As of Friday, Yamada led both leagues in nine offensive categories and the CL in two others. He says his turnaround came with an attitude adjustment.

“Two years ago, I had a really good season, with 193 hits, and at the start of last season, I was not doing well. I had some injuries but it was really about the year before that. I was too conscious of trying to replicate that big season.

“But the conditions were what they were. My form was what it was. It was not the same as the year before, so I changed my thinking.

“I need to consider what the conditions are right now and make adjustments to my swing now.”

He started the 2015 season batting .291 with seven homers in 57 games. Over his final 86 games, Yamada batted .355 with 31 home runs. Although the Swallows fell 4-1 in the Japan Series to the Fukuoka SoftBank Hawks, Yamada owned Game 3, when he belted a record three home runs at Jingu Stadium.
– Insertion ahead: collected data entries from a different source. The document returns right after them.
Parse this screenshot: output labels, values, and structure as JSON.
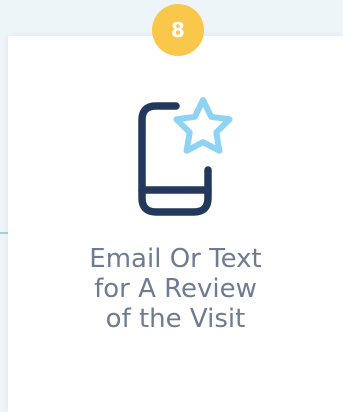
{
  "step": {
    "number": "8"
  },
  "card": {
    "icon": "phone-star-icon",
    "lines": [
      "Email Or Text",
      "for A Review",
      "of the Visit"
    ]
  },
  "colors": {
    "badge": "#f9c84a",
    "phone_outline": "#23395b",
    "star": "#8fd3f4",
    "text": "#6e7c93",
    "card_background": "#ffffff",
    "page_background": "#eef5f9"
  }
}
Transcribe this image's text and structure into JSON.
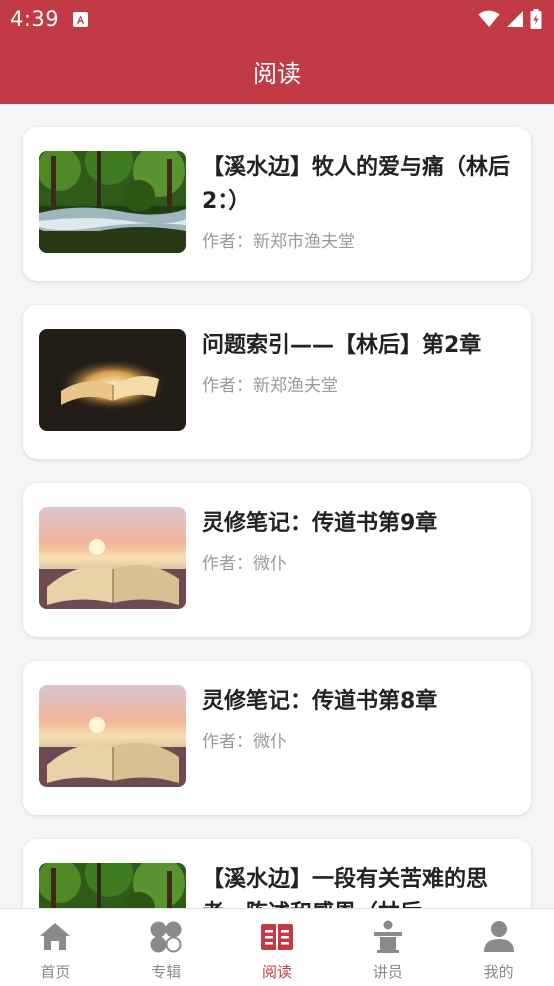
{
  "status_bar": {
    "time": "4:39"
  },
  "app_bar": {
    "title": "阅读"
  },
  "articles": [
    {
      "title": "【溪水边】牧人的爱与痛（林后2：）",
      "author": "作者：新郑市渔夫堂",
      "thumb": "forest-river"
    },
    {
      "title": "问题索引——【林后】第2章",
      "author": "作者：新郑渔夫堂",
      "thumb": "glowing-bible"
    },
    {
      "title": "灵修笔记：传道书第9章",
      "author": "作者：微仆",
      "thumb": "sunset-bible"
    },
    {
      "title": "灵修笔记：传道书第8章",
      "author": "作者：微仆",
      "thumb": "sunset-bible"
    },
    {
      "title": "【溪水边】一段有关苦难的思考、陈述和感恩（林后…",
      "author": "",
      "thumb": "forest-river"
    }
  ],
  "bottom_nav": {
    "items": [
      {
        "label": "首页",
        "icon": "home-icon",
        "active": false
      },
      {
        "label": "专辑",
        "icon": "clover-icon",
        "active": false
      },
      {
        "label": "阅读",
        "icon": "book-icon",
        "active": true
      },
      {
        "label": "讲员",
        "icon": "speaker-podium-icon",
        "active": false
      },
      {
        "label": "我的",
        "icon": "person-icon",
        "active": false
      }
    ]
  },
  "colors": {
    "brand": "#c23a46",
    "inactive": "#8a8a8a"
  }
}
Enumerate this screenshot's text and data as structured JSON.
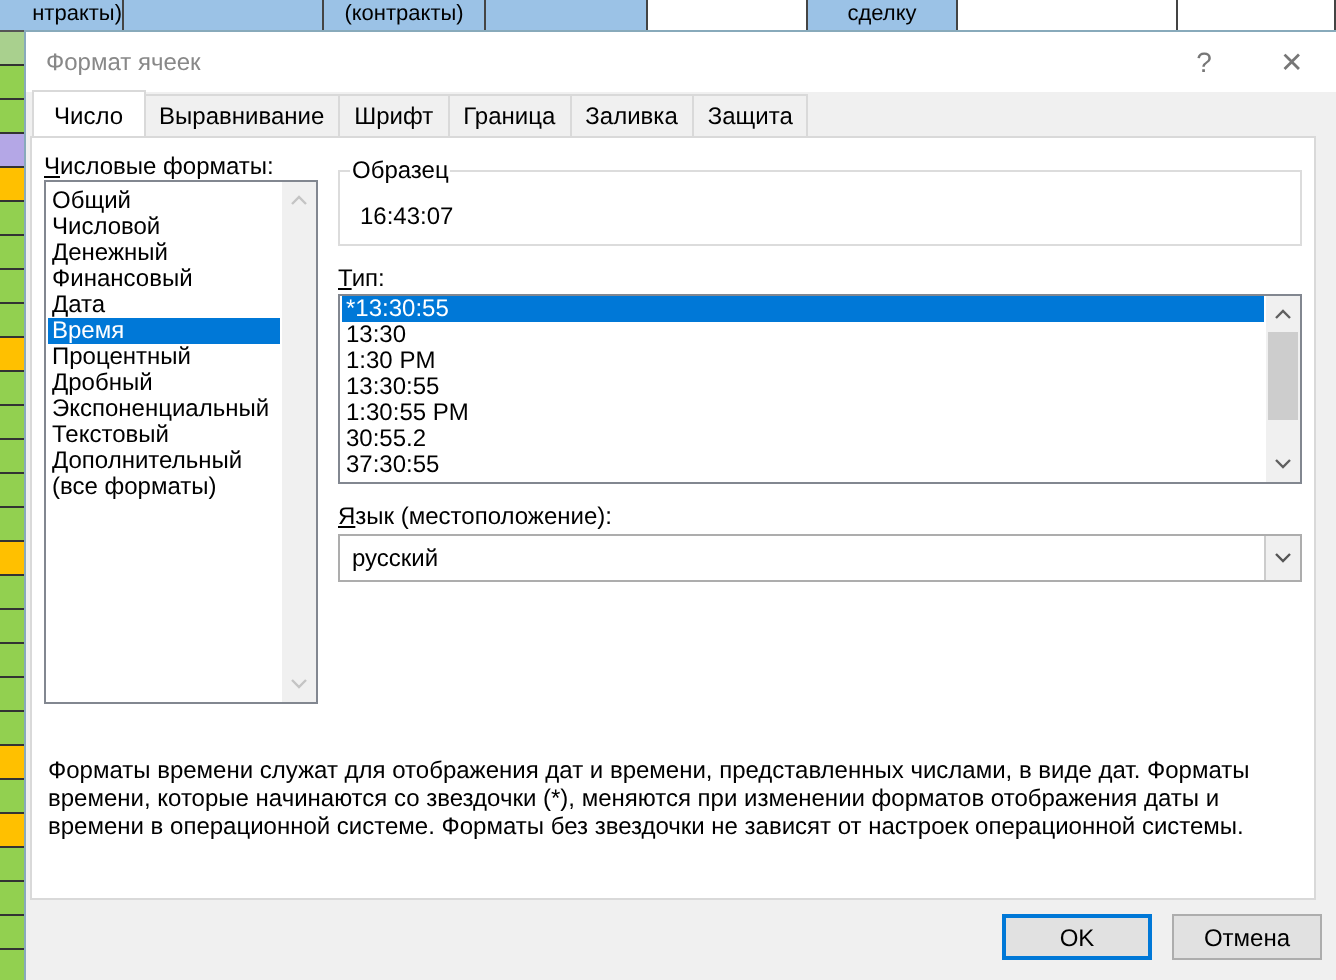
{
  "sheet": {
    "top_cells": [
      {
        "text": "нтракты)",
        "color": "#9bc2e6"
      },
      {
        "color": "#9bc2e6"
      },
      {
        "text": "(контракты)",
        "color": "#9bc2e6"
      },
      {
        "color": "#9bc2e6"
      },
      {
        "color": "#ffffff"
      },
      {
        "text": "сделку",
        "color": "#9bc2e6"
      },
      {
        "color": "#ffffff"
      },
      {
        "color": "#ffffff"
      }
    ],
    "side_cells": [
      {
        "color": "#a9d08e"
      },
      {
        "color": "#92d050"
      },
      {
        "color": "#92d050"
      },
      {
        "color": "#b4a7e6"
      },
      {
        "color": "#ffc000"
      },
      {
        "color": "#92d050"
      },
      {
        "color": "#92d050"
      },
      {
        "color": "#92d050"
      },
      {
        "color": "#92d050"
      },
      {
        "color": "#ffc000"
      },
      {
        "color": "#92d050"
      },
      {
        "color": "#92d050"
      },
      {
        "color": "#92d050"
      },
      {
        "color": "#92d050"
      },
      {
        "color": "#92d050"
      },
      {
        "color": "#ffc000"
      },
      {
        "color": "#92d050"
      },
      {
        "color": "#92d050"
      },
      {
        "color": "#92d050"
      },
      {
        "color": "#92d050"
      },
      {
        "color": "#92d050"
      },
      {
        "color": "#ffc000"
      },
      {
        "color": "#92d050"
      },
      {
        "color": "#ffc000"
      },
      {
        "color": "#92d050"
      },
      {
        "color": "#92d050"
      },
      {
        "color": "#92d050"
      },
      {
        "color": "#92d050"
      }
    ]
  },
  "window": {
    "title": "Формат ячеек",
    "help": "?",
    "close": "✕"
  },
  "tabs": [
    {
      "label": "Число",
      "selected": true
    },
    {
      "label": "Выравнивание",
      "selected": false
    },
    {
      "label": "Шрифт",
      "selected": false
    },
    {
      "label": "Граница",
      "selected": false
    },
    {
      "label": "Заливка",
      "selected": false
    },
    {
      "label": "Защита",
      "selected": false
    }
  ],
  "categories": {
    "label": "Числовые форматы:",
    "mnemonic": true,
    "items": [
      {
        "text": "Общий",
        "selected": false
      },
      {
        "text": "Числовой",
        "selected": false
      },
      {
        "text": "Денежный",
        "selected": false
      },
      {
        "text": "Финансовый",
        "selected": false
      },
      {
        "text": "Дата",
        "selected": false
      },
      {
        "text": "Время",
        "selected": true
      },
      {
        "text": "Процентный",
        "selected": false
      },
      {
        "text": "Дробный",
        "selected": false
      },
      {
        "text": "Экспоненциальный",
        "selected": false
      },
      {
        "text": "Текстовый",
        "selected": false
      },
      {
        "text": "Дополнительный",
        "selected": false
      },
      {
        "text": "(все форматы)",
        "selected": false
      }
    ]
  },
  "sample": {
    "label": "Образец",
    "value": "16:43:07"
  },
  "type": {
    "label": "Тип:",
    "mnemonic": true,
    "items": [
      {
        "text": "*13:30:55",
        "selected": true
      },
      {
        "text": "13:30",
        "selected": false
      },
      {
        "text": "1:30 PM",
        "selected": false
      },
      {
        "text": "13:30:55",
        "selected": false
      },
      {
        "text": "1:30:55 PM",
        "selected": false
      },
      {
        "text": "30:55.2",
        "selected": false
      },
      {
        "text": "37:30:55",
        "selected": false
      }
    ]
  },
  "locale": {
    "label": "Язык (местоположение):",
    "mnemonic": true,
    "value": "русский"
  },
  "description": "Форматы времени служат для отображения дат и времени, представленных числами, в виде дат. Форматы времени, которые начинаются со звездочки (*), меняются при изменении форматов отображения даты и времени в операционной системе. Форматы без звездочки не зависят от настроек операционной системы.",
  "buttons": [
    {
      "label": "OK",
      "default": true
    },
    {
      "label": "Отмена",
      "default": false
    }
  ]
}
“You have to execute your pitches against him,” Giants setup man Scott Mathieson, said. “If you make mistakes, he’s better than others at hitting them.”

Unlike some teams, Yakult has posted its players in the past and might be willing to let him go if he were to win another MVP award this year. The scout thinks Yamada could definitely play in the bigs now and could receive the maximum $20 million posting fee if he were to go this year or next.

“(He should go) sooner rather than later,” the scout said.

“His fielding is better than (major league) average. His base running is something special. He’s an excellent base stealer, but you really can’t appreciate what a good base runner he is just by watching video.”

But it’s not all cut and dried. Yamada has a lot of things going for him here that he won’t get to take with him to the States.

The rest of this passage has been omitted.